After understanding the emotions behind the money, Ms. Thompson then creates a comprehensive financial plan for these clients.
In that process, she discusses the clients’ goals for the money and their financial circumstances. She believes any high-interest debt should be at least partially addressed with a windfall.
Ms. Thompson notes that in this inflationary environment, more clients are “not interested in sitting in cash and seeing their principal eroded.” Instead, they want to put together a properly diversified portfolio that matches their risk tolerance and objectives.
“I educate them on the value of the money now and what it can be worth in five, 10, and 15 years with proper planning,” she says.
How best to use tax planning strategies
Ms. Thompson also looks at unused contribution room in tax-free savings accounts (TFSAs) and registered retirement savings plans (RRSPs) as possible vehicles to reduce taxes.
Knowing precisely where the windfall came from helps Ms. Thompson determine the best strategy. For example, in some cases, severances may be able to be rolled into a registered plan to defer taxes.
Similarly, Mr. Christianson says he also places a priority on tax deferral and reduction.
He notes that if a client’s severance is received near the end of the year, negotiating with the employer to receive the money the following year instead defers any tax liability to that year.
“On the other hand, if the client has been out of work for most of the year and just started another job that’s paying better than the previous job, you want to get the severance that year as it’s a low-income year,” he says. “You’ll pay the tax sooner, but at a much lower rate.”
Reducing taxes is also top of mind for situations like the sale of a second property or stock options as they will inevitably be taxed as capital gains. He’ll consider if they have any carry-forward contribution room in their RRSPs to lower their tax bill.
Mr. Christianson says it’s a bit easier meeting with clients who already have up-to-date financial plans because their priorities have been established.
Of course, priorities and goals can change when receiving sudden money. A client may have always wanted a house or condo, for example, but couldn’t afford it, and now has enough money for a down payment.

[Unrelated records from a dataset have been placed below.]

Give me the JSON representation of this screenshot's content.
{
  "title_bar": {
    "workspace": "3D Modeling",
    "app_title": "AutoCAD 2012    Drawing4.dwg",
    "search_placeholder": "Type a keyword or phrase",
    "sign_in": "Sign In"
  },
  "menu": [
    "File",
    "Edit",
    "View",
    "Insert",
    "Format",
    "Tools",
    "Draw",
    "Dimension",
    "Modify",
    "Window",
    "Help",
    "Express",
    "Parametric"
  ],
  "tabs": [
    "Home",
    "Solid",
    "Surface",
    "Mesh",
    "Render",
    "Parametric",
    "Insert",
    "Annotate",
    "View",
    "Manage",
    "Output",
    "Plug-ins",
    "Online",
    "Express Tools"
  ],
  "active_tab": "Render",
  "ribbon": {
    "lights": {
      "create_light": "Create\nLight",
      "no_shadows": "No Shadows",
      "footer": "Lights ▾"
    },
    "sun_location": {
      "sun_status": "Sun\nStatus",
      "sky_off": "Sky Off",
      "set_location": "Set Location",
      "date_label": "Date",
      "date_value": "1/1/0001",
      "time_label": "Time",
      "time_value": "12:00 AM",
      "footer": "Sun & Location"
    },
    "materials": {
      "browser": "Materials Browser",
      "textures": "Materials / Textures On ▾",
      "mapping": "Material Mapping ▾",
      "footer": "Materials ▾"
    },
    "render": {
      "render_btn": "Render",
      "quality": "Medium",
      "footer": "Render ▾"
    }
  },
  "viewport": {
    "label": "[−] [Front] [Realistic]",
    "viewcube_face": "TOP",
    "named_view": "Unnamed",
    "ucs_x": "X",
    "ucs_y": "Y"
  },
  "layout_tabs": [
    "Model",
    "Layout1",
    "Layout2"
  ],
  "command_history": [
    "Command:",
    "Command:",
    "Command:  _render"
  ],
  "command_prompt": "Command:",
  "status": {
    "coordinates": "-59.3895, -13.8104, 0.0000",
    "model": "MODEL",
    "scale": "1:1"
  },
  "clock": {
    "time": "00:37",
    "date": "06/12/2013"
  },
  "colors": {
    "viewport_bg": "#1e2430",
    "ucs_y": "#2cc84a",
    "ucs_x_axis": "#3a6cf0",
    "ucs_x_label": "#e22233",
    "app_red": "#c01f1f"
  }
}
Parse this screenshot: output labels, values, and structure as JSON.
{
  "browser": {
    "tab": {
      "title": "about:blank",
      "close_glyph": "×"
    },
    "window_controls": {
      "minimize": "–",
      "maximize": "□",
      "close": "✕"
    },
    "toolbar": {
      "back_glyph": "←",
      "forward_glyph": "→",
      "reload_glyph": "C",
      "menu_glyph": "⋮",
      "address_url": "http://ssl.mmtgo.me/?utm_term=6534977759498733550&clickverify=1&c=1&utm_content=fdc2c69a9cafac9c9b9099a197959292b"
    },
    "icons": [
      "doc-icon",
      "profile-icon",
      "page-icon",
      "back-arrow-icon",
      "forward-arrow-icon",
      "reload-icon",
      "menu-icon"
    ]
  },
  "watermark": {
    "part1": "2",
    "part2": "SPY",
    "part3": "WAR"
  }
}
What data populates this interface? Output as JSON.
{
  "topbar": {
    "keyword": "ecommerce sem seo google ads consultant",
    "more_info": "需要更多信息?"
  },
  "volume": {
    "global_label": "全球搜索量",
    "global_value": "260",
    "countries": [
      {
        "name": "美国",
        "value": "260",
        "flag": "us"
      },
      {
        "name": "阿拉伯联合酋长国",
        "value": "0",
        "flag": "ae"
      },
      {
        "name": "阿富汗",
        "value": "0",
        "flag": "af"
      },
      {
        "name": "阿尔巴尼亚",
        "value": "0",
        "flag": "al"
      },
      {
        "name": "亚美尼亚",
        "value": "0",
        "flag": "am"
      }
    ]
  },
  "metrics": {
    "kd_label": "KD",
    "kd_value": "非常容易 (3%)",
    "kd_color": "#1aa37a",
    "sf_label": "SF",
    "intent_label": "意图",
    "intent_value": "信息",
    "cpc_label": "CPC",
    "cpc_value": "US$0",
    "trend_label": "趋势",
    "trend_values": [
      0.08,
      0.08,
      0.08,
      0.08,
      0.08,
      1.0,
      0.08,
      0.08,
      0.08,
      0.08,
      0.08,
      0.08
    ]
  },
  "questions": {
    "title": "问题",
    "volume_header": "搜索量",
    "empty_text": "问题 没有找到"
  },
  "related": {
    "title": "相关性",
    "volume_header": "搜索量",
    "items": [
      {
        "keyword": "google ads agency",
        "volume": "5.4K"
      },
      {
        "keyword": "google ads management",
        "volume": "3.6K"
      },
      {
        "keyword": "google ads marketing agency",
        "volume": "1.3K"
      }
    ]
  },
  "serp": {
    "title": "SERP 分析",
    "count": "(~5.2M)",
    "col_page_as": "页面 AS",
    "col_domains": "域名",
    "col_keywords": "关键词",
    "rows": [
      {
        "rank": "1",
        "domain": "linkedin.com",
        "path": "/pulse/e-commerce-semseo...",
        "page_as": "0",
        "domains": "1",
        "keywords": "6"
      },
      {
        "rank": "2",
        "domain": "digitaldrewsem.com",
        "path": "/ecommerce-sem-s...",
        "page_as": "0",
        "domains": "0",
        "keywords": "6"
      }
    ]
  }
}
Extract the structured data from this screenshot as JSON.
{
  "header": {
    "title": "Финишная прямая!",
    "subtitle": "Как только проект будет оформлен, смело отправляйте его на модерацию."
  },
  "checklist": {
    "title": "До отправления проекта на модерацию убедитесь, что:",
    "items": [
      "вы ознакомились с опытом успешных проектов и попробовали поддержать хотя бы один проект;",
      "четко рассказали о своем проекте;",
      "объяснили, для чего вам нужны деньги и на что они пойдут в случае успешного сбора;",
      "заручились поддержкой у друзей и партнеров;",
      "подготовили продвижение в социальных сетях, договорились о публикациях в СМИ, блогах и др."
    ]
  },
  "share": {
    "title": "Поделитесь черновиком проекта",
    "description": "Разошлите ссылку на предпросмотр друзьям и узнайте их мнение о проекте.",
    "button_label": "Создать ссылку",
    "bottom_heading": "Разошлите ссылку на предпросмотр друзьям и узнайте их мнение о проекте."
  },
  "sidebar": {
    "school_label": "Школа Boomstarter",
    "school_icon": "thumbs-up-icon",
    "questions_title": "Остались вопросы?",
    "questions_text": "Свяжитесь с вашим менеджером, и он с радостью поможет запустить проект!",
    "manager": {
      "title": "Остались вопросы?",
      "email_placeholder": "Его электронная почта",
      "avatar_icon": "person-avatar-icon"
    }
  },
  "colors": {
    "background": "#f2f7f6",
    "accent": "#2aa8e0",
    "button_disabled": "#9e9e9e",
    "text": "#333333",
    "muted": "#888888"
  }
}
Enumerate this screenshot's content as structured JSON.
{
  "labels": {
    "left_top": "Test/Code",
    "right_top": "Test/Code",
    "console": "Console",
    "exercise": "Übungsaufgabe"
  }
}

“Perhaps clients hadn’t included some goals before because they knew they didn’t have the resources,” Mr. Christianson says. “So, it’s important to ask open-ended questions around that.”
In either case, he’ll always ask clients, “Are you interested in seeing what a difference this money would make toward your retirement goal, paying off debts and relieving your monthly cash flow?”
He finds almost everyone wants to crunch the data to know precisely where they stand financially.
“They want to know the difference it makes before they treat themselves,” he says. “So, then if they do buy that car and take that trip, they’re going to do it without guilt because they made that decision with full information on their financial circumstances.”